The US bank also said that broader structural trends remained supportive of the industry's growth outlook.
"We see upside to consensus numbers on both organic growth and margins as a result, and also see optionality from portfolio optimisation and capital allocation upside," it said.
GS added that the share price underperformance over the last year - down 22% versus global peers flat on average - offered a good entry point.
Analysts at Berenberg lowered their target price on soft furnishings retailer DFS Furniture from 280.0p to 195.0p on Thursday but said the group still had "bouncebackability".
Berenberg stated that after a "difficult" summer period, DFS had achieved a recovery in momentum in more recent months and while near-term trends may well remain volatile, it believes it to be perfectly possible that DFS trends back towards historical levels of profitability in the medium-term, which would leave its rebased estimates "far too conservative".

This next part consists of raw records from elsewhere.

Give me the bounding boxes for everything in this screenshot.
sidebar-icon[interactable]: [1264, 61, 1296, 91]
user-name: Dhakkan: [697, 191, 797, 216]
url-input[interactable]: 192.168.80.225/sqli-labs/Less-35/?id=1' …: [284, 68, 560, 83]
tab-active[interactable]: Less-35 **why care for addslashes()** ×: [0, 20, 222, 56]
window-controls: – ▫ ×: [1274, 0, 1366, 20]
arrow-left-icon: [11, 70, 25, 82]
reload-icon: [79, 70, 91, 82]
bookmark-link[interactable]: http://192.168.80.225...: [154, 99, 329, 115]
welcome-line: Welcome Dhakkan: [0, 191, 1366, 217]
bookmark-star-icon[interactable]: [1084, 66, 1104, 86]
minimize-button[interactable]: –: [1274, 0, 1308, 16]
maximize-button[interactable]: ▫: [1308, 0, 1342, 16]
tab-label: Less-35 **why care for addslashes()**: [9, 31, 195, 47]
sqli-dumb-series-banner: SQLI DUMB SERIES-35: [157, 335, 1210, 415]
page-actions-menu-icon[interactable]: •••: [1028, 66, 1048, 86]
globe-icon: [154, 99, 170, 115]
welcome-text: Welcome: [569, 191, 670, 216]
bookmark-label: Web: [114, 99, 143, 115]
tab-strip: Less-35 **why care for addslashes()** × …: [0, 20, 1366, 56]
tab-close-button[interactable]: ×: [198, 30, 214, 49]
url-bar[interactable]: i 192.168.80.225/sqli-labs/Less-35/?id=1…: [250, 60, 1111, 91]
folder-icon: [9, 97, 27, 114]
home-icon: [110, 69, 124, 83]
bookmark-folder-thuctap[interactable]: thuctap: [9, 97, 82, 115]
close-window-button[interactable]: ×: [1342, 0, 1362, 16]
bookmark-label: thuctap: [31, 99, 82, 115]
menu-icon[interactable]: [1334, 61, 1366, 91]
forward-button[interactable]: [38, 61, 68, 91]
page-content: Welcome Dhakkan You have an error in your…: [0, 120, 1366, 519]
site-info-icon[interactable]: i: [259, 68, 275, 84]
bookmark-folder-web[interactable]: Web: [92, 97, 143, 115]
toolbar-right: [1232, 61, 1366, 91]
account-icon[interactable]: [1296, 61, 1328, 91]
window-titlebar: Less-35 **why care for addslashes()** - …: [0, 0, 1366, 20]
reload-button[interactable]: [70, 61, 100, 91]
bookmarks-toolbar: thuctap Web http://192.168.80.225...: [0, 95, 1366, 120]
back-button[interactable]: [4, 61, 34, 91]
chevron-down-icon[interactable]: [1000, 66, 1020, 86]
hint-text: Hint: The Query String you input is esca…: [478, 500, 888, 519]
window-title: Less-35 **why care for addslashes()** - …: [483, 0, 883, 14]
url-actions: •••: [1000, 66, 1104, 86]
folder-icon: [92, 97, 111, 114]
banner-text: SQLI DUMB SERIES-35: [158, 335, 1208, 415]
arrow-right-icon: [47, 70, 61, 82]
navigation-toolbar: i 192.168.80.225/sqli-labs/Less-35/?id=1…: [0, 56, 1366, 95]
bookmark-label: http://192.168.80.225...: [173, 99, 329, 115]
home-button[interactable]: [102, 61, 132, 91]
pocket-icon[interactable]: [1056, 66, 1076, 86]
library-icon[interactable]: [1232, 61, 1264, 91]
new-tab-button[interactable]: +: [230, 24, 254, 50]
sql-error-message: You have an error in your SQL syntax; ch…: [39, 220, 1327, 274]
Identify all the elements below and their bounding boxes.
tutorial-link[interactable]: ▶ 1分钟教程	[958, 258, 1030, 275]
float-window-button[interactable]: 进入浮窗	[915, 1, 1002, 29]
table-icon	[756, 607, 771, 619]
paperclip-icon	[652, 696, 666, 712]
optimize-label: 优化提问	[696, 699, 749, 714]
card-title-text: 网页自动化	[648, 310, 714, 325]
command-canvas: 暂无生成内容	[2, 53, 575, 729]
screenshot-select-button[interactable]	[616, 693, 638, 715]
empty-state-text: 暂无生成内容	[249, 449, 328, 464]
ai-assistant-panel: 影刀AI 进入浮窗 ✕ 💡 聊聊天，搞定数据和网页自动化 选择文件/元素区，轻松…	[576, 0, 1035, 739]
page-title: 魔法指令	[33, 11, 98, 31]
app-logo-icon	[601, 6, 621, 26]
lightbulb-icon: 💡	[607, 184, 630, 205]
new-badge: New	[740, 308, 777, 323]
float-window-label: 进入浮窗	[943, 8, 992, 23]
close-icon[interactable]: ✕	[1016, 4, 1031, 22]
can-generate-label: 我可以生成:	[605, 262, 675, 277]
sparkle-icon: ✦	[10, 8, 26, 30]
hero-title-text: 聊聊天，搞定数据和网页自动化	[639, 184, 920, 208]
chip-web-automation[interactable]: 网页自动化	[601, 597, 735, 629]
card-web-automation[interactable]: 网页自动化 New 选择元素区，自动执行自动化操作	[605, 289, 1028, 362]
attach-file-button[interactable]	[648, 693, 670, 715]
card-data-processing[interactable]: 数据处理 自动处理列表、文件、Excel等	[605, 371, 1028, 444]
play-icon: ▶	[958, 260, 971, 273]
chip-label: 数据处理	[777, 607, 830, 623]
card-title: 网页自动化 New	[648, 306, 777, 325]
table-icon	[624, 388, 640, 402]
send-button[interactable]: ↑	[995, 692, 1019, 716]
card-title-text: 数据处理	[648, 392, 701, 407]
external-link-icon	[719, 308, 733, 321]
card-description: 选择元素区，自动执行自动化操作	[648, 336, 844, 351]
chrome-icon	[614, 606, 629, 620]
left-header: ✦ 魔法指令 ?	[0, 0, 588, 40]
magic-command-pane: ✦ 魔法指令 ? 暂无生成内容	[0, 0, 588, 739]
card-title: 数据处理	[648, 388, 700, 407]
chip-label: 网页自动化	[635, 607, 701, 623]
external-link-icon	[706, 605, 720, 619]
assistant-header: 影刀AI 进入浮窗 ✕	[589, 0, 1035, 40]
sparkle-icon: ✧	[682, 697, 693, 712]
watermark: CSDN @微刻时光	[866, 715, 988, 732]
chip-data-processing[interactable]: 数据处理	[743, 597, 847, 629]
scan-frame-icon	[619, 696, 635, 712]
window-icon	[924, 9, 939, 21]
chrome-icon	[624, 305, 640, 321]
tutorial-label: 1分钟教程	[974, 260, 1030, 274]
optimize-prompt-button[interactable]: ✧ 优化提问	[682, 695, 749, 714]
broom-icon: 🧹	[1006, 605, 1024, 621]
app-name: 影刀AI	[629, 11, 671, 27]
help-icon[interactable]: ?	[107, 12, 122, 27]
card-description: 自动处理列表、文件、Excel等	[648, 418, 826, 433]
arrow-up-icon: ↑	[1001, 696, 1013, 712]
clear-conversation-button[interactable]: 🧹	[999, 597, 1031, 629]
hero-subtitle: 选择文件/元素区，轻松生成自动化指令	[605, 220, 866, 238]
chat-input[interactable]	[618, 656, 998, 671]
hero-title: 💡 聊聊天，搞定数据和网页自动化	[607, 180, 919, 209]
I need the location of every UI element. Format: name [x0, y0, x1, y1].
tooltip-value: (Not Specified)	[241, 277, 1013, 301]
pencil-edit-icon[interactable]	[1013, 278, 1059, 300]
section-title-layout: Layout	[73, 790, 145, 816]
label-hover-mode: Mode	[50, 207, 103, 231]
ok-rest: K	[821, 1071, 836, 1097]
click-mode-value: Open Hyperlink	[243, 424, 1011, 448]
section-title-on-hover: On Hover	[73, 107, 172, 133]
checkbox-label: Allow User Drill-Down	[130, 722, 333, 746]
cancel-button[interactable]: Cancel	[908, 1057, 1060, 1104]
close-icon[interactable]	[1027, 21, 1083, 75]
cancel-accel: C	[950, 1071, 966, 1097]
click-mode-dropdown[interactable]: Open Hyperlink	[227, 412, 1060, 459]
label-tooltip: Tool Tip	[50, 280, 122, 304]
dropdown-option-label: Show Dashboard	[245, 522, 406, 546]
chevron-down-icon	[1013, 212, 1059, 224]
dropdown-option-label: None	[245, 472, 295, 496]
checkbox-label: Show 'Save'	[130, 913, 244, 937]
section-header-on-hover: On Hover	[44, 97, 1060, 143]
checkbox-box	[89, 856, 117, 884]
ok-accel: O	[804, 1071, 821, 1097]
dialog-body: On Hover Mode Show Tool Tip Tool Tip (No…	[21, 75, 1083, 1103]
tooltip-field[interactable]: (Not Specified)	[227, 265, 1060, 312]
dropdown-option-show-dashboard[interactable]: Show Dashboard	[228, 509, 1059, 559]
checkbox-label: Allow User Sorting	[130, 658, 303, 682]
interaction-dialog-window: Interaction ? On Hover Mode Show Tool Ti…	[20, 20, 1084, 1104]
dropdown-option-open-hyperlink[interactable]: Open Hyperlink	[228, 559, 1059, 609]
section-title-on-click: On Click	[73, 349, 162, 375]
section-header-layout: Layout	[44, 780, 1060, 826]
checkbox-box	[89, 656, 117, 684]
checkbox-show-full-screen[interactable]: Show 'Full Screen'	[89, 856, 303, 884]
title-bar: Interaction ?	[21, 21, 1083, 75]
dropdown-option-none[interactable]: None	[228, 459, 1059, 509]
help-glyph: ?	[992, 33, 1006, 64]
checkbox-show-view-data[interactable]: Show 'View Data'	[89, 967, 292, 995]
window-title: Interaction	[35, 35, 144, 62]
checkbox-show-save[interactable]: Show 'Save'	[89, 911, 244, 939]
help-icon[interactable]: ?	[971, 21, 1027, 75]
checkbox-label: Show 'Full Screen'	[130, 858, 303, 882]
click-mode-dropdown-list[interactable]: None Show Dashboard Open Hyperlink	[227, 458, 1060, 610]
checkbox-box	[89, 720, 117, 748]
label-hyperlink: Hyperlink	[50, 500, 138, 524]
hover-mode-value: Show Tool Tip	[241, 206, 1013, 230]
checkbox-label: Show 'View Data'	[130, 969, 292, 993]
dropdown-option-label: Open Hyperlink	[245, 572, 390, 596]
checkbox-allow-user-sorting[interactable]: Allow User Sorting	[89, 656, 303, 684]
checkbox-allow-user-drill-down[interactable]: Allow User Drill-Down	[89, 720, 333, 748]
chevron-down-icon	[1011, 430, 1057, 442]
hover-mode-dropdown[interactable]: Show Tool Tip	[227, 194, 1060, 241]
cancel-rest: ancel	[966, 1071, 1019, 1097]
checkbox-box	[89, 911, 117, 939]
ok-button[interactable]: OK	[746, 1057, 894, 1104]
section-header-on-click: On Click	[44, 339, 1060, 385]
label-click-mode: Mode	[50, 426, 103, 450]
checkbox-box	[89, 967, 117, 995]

The German bank noted that the nature of DFS' business meant that ebbs and flows in trading were "inevitable", and that was said to be "particularly true" of 2023 to-date.
"After a very difficult start to FY23 over the summer months, momentum has improved in more recent times, such that Q2 (calendar Q4) order intake was 16.3% ahead of pre-Covid-19 pandemic levels, while the company also commented on continued strength in the early stages of H2," said Berenberg, which reiterated its 'buy' rating on the stock.
Berenberg stated that further volatility in trading trends could be ruled out but noted that the company had reiterated its previously established mid-case scenario for 2023 outturn - being pre-tax profits of £36.m.
"On our revised estimates, DFS trades on 13x/10x CY23/24 EPS and a 6%/11% FCFE yield respectively. However, were the company to recover to its previous base of £85m PBT, this would imply a P/E of 6x."